Figura 6.8 - Plaquetas aglutinadas, típicas do uso de anticoagulante EDTA

Fonte: Tleonardi.

6.1.6.2 Razão Normalizada Internacional

A fim de padronizar a monitorização dos pacientes que fazem uso de anticoagulante


oral – cumarínicos como a varfarina –, o valor do TP deve ser dado na forma de RNI.
A RNI nada mais é do que o TP corrigido a padrões mundiais. O uso de
anticoagulantes orais é avaliado somente pela RNI.
6.1.6.3 Diferença entre deficiência de fator e presença de inibidor

É feita por meio do teste com o plasma do paciente misturado com plasma normal, à
proporção 1:1. Em caso de deficiência, o alargamento do tempo em estudo será
corrigido completamente, visto que foi ofertado o fator deficiente. Em caso de
presença de inibidor, após a mistura a 50%, o tempo não corrige ou o faz
parcialmente.

A utilidade dos testes de coagulação é avaliar a deficiência de fator ou presença de


inibidor, detectadas pelo alargamento daqueles. O encurtamento dos testes é
possível em algumas circunstâncias especiais, sendo as principais erro de coleta e
técnica inadequada na realização dos testes. Afastadas essas causas, os fatores de
coagulação podem estar aumentados em neoplasias malignas, coagulação
intravascular disseminada ou após exercícios, resultando no encurtamento dos
testes.

Finalmente, pode-se solicitar a dosagem dos fatores individualmente, como no caso


da hemofilia A – fator VIII – e hemofilia B – fator IX –.

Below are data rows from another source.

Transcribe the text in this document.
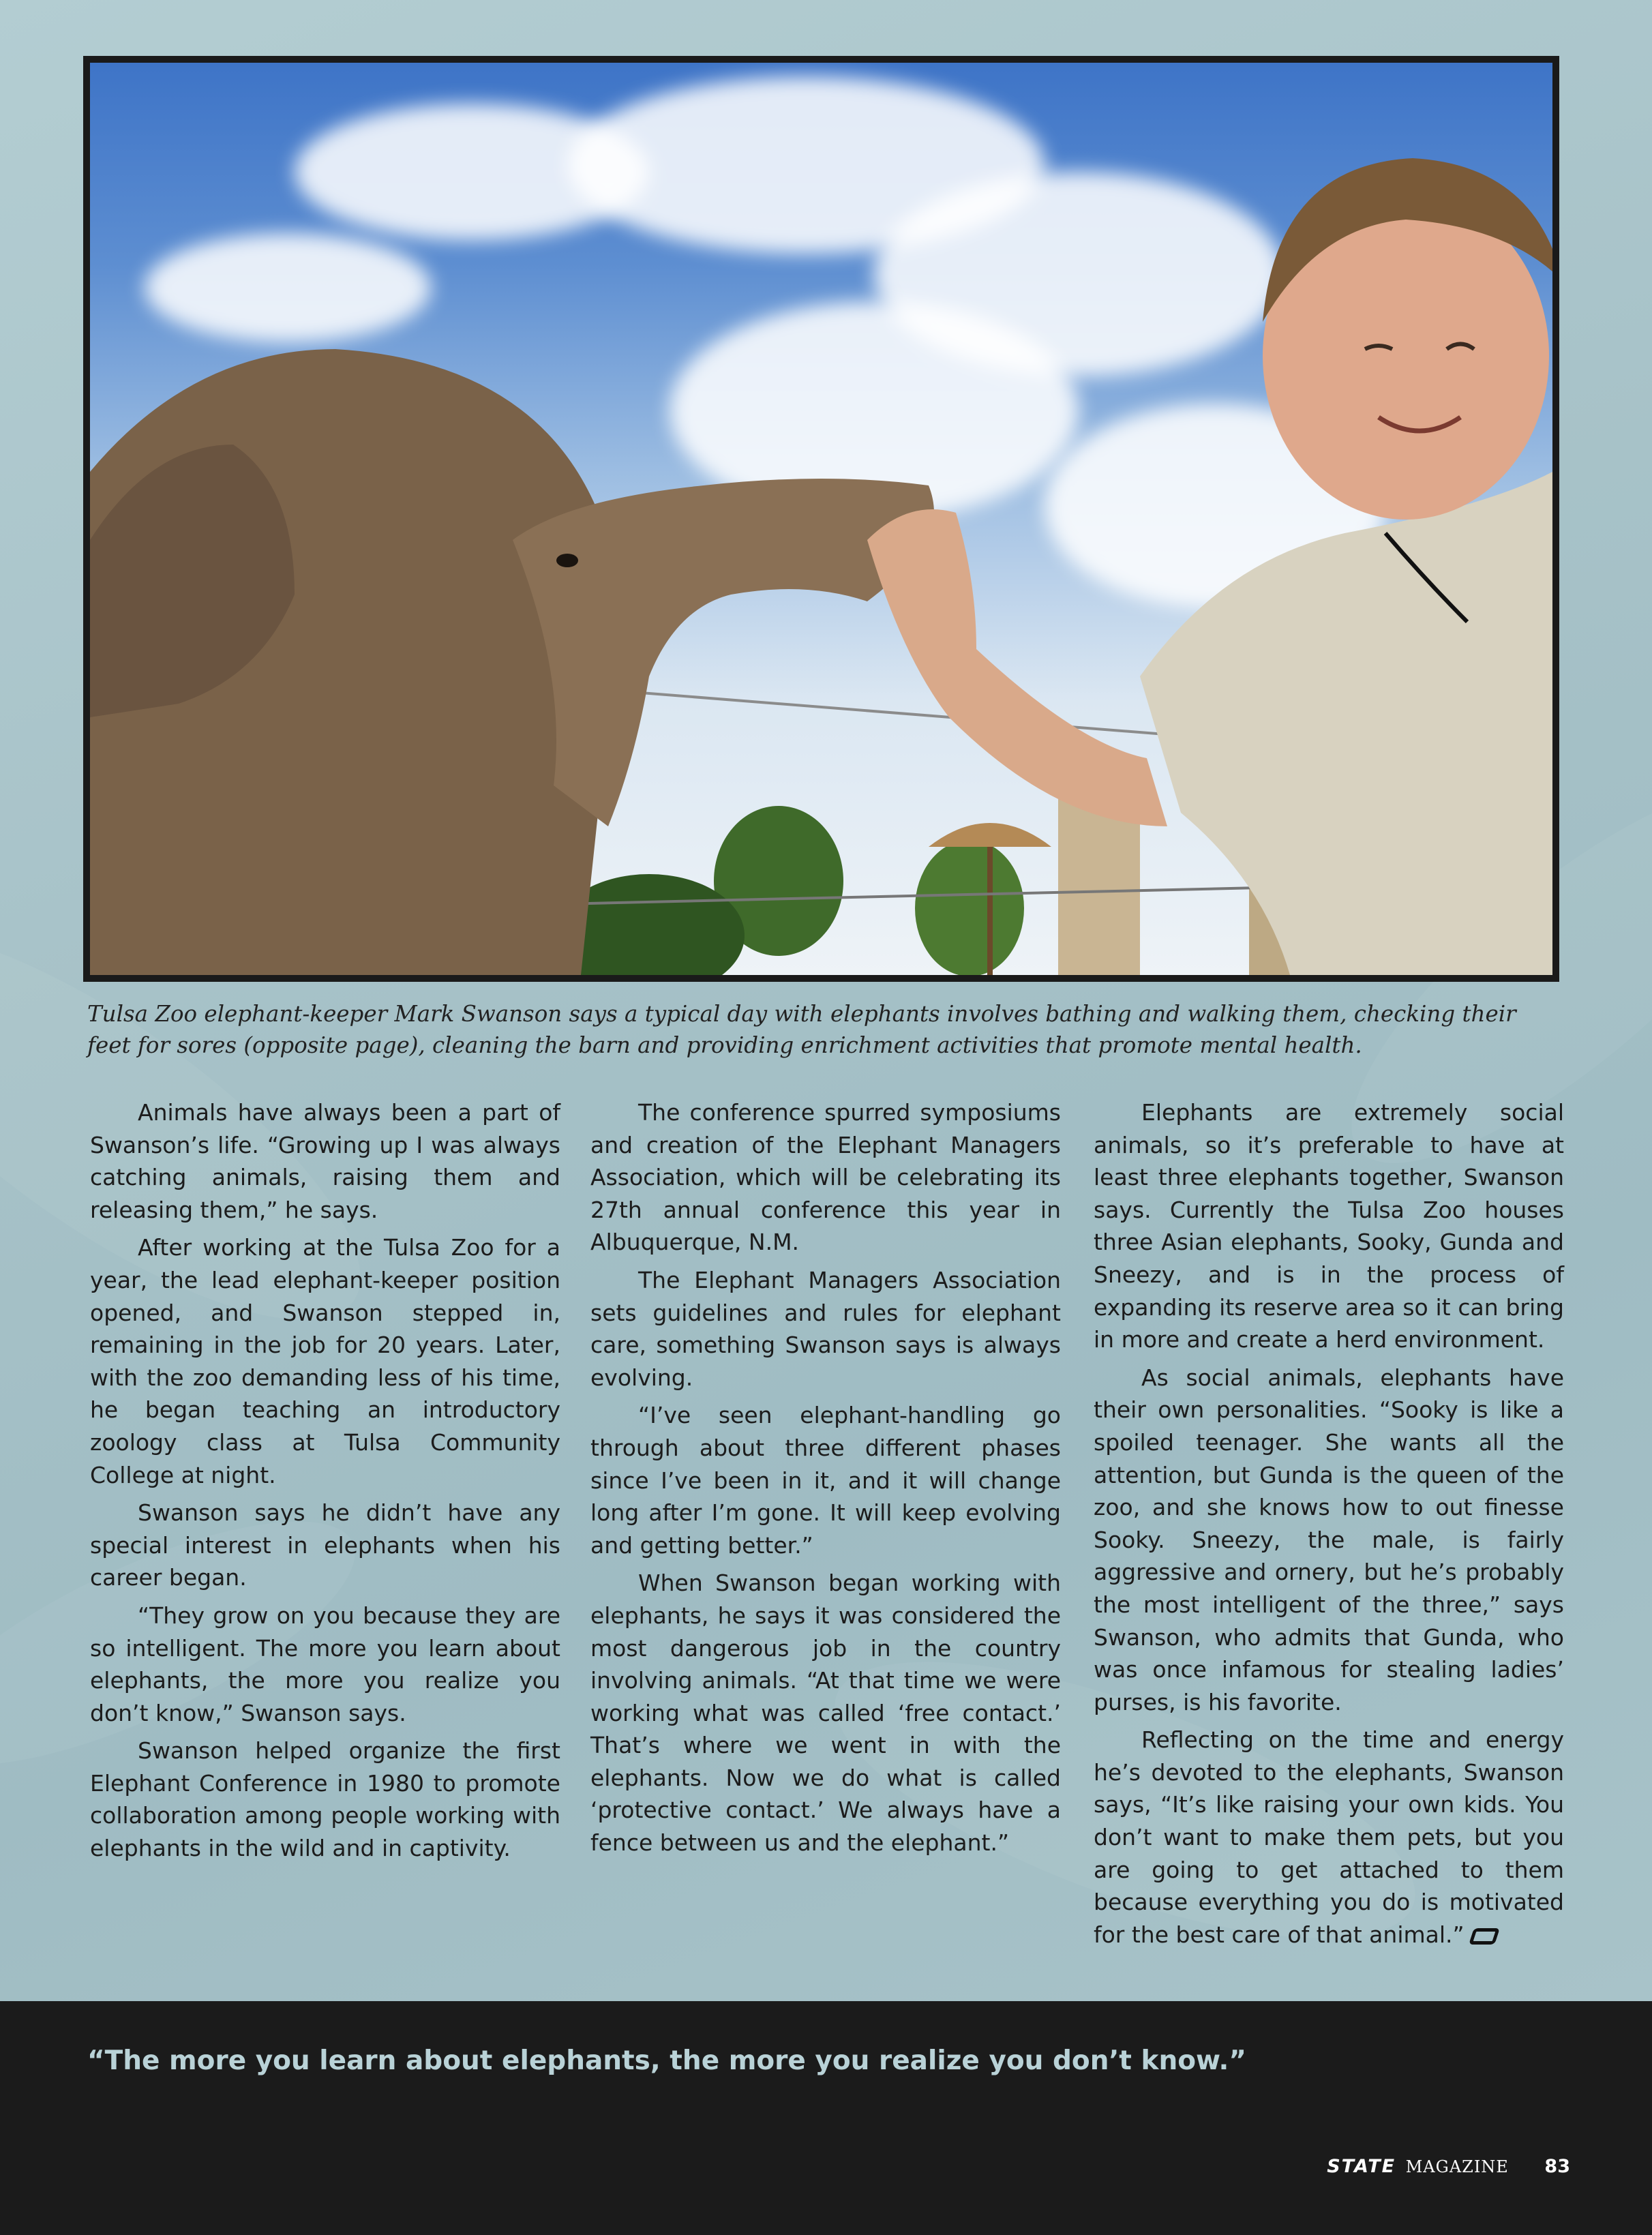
Tulsa Zoo elephant-keeper Mark Swanson says a typical day with elephants involves bathing and walking them, checking their feet for sores (opposite page), cleaning the barn and providing enrichment activities that promote mental health.

Animals have always been a part of Swanson’s life. “Growing up I was always catching animals, raising them and releasing them,” he says.

After working at the Tulsa Zoo for a year, the lead elephant-keeper position opened, and Swanson stepped in, remaining in the job for 20 years. Later, with the zoo demanding less of his time, he began teaching an introductory zoology class at Tulsa Community College at night.

Swanson says he didn’t have any special interest in elephants when his career began.

“They grow on you because they are so intelligent. The more you learn about elephants, the more you realize you don’t know,” Swanson says.

Swanson helped organize the first Elephant Conference in 1980 to promote collaboration among people working with elephants in the wild and in captivity.

The conference spurred symposiums and creation of the Elephant Managers Association, which will be celebrating its 27th annual conference this year in Albuquerque, N.M.

The Elephant Managers Association sets guidelines and rules for elephant care, something Swanson says is always evolving.

“I’ve seen elephant-handling go through about three different phases since I’ve been in it, and it will change long after I’m gone. It will keep evolving and getting better.”

When Swanson began working with elephants, he says it was considered the most dangerous job in the country involving animals. “At that time we were working what was called ‘free contact.’ That’s where we went in with the elephants. Now we do what is called ‘protective contact.’ We always have a fence between us and the elephant.”

Elephants are extremely social animals, so it’s preferable to have at least three elephants together, Swanson says. Currently the Tulsa Zoo houses three Asian elephants, Sooky, Gunda and Sneezy, and is in the process of expanding its reserve area so it can bring in more and create a herd environment.

As social animals, elephants have their own personalities. “Sooky is like a spoiled teenager. She wants all the attention, but Gunda is the queen of the zoo, and she knows how to out finesse Sooky. Sneezy, the male, is fairly aggressive and ornery, but he’s probably the most intelligent of the three,” says Swanson, who admits that Gunda, who was once infamous for stealing ladies’ purses, is his favorite.

Reflecting on the time and energy he’s devoted to the elephants, Swanson says, “It’s like raising your own kids. You don’t want to make them pets, but you are going to get attached to them because everything you do is motivated for the best care of that animal.”

“The more you learn about elephants, the more you realize you don’t know.”
STATE MAGAZINE 83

6.1.6.4 Avaliação de fibrinólise

Além dos anteriores, pode-se utilizar o teste do tempo de lise de euglobulina, que
consiste em separar do plasma do paciente a fração de euglobulina – proteínas que
incluem fibrinogênio, plasminogênio, plasmina ativa, ativadores e inibidores do
plasminogênio; ativadores da fibrinólise –. Essa fração separada é ressuspensa junto
à trombina, e, a partir daí, conta-se o tempo para a formação do coágulo; tempo
encurtado equivale a hiperfibrinólise, e tempo alargado, a hipofibrinólise.

Como diagnosticar as alterações da


coagulação?
Para avaliar o tipo de distúrbio de hemostasia, é importante avaliar o
coagulograma, fator de von Willebrand, fibrinogênio e D-dímero.